Fixed income securities have gained currency with equity markets turning more volatile and investors looking for not just safety but also a regular income
Most investors are familiar with equity markets. There are talking heads discussing stocks on television, there is a lot of media coverage about stock markets, and success stories of investors multiplying their capital from share markets. Then there are brokers running advertising campaigns, there is minute by minute coverage of Sensex and Nifty; besides now it’s become easier now than ever for anyone to directly invest in stocks or equity mutual funds.
But that is not the case with fixed income. We don’t see much being talked about this asset class as the issuances and subscription is primarily meant for institutional investors. As a result, investors understand what a share is and how investment in a share will benefit them, but when it comes to fixed income securities/debt securities, they are usually blank.
However, what investors fail to understand is the risk associated with equity investments, the volatility and sometimes a long spell of bear markets, which at times lead to unpleasant investing experience.
Fixed income securities, as the title says, are intended to give the investor a fixed income. Through this article we intend to provide an introduction to different types of fixed income/debt securities.
What is a debt security? A debt security provides regular cash flows to investors at pre-determined rates and intervals. The rates can be fixed or floating. Also, the principal is returned to investors at maturity. The interest accrued on debt instruments will be received before maturity unlike a Fixed Deposit where investor gets both principal and interest at the end. Typically, companies prefer to raise their capital through these securities rather than issue equity shares as cost of debt is cheaper compared to cost of equity for them.
Traditionally, debt is assumed to be a safe asset class with stable return expectations and is usually the cushion part of the portfolio. However, this comes at the cost of lower returns compared to equities in the long term.
These are issued by government of India with a promise of repayment on maturity. Government bond having 10-year maturity is considered as a benchmark for all other corporate bonds.
Certificate of Deposit (CDs)
CDs are short-term borrowings having a maturity of not less than 15 days up to a maximum of one year. They are like bank term deposits accounts. Unlike traditional time deposits, these are freely negotiable instruments and are often referred to as Negotiable Certificate of Deposits. All scheduled banks (except Regional Rural Banks and Co-operative banks) are eligible to issue CDs to individuals, corporations, trusts, funds and associations. They are issued at a discount rate freely determined by the issuer and the market/investors.
Commercial Paper (CPs)
Commercial Papers are unsecured short term borrowings by Corporates, FIs, Primary Dealers, from money market with a maturity period of 15 days to 1 year.
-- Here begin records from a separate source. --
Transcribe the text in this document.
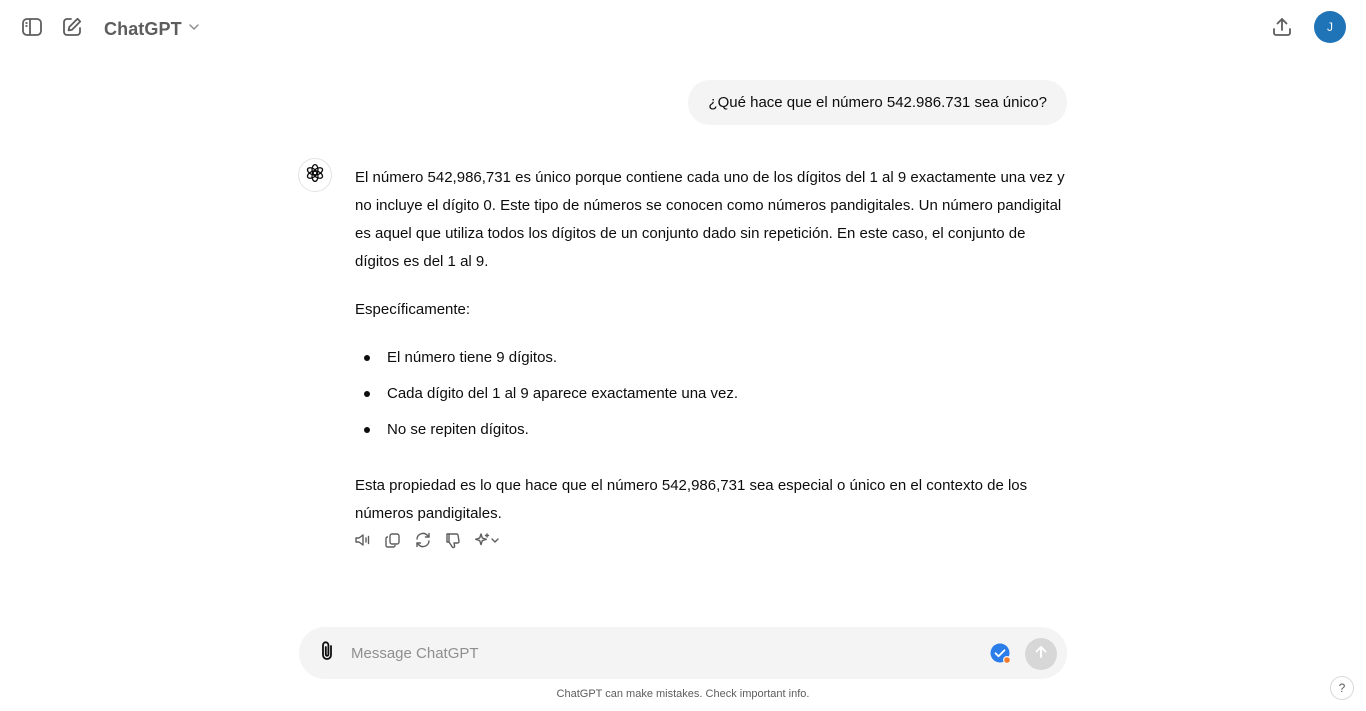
ChatGPT	J
¿Qué hace que el número 542.986.731 sea único?

El número 542,986,731 es único porque contiene cada uno de los dígitos del 1 al 9 exactamente una vez y no incluye el dígito 0. Este tipo de números se conocen como números pandigitales. Un número pandigital es aquel que utiliza todos los dígitos de un conjunto dado sin repetición. En este caso, el conjunto de dígitos es del 1 al 9.

Específicamente:

El número tiene 9 dígitos.
Cada dígito del 1 al 9 aparece exactamente una vez.
No se repiten dígitos.

Esta propiedad es lo que hace que el número 542,986,731 sea especial o único en el contexto de los números pandigitales.

Message ChatGPT
ChatGPT can make mistakes. Check important info.	?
Borrowing or lending for one day upto 14 days, in the interbank market is known as call money. Entry into this segment of the market is restricted to notified participants which include scheduled commercial banks, primary dealers and satellite dealers, development financial institutions and mutual funds
Treasury Bills are short term GOI Securities. They are issued for different maturities viz. 91 days, 182 days and 364 days. Banks, Primary Dealers, State Governments, Provident Funds, Financial Institutions, Insurance Companies, NBFCs, Mutual funds, FIIs (as per prescribed norms), NRIs & OCBs can invest in T-Bills.
A debenture is a debt security issued by a company (called the Issuer), which offers to pay interest in lieu of the money borrowed for a certain period. In essence, it represents a loan taken by the issuer who pays an agreed rate of interest during the lifetime of the instrument and repays the principal normally, unless otherwise agreed, on maturity. These are long-term debt instruments issued by private sector companies. Unlike other fixed income instruments such as Fixed Deposits, Bank Deposits they can be transferred from one party to another. Debentures can be secured or unsecured.
Zero Coupon Bond
In such a bond, no coupons are paid. The bond is instead issued at a discount to its face value, at which it will be redeemed. There are no intermittent payments of interest. When such a bond is issued for a very long tenor, the issue price is at a steep discount to the redemption value and hence is also referred to as a deep discount bond. The effective interest earned by the buyer is the difference between the face value and the discounted price at which the bond is bought. There are also instances of zero coupon bonds being issued at par, and redeemed with interest at a premium. The essential feature of this type of bonds is the absence of intermittent cash flows.
Floating Rate Bonds
Instead of a pre-determined rate at which coupons are paid, it is possible to structure bonds, where the rate of interest is re-set periodically, based on a benchmark rate. Such bonds whose coupon rate is not fixed, but reset with reference to a benchmark rate, are called floating rate bond.
Any fixed income fund is made of these securities. Fund’s risk profile and return prospects depend upon the weightage of different type of securities. We suggest investors to take more informed investment decisions. Allocating a portion of one’s portfolio towards debt scheme will provide protection in adverse situations.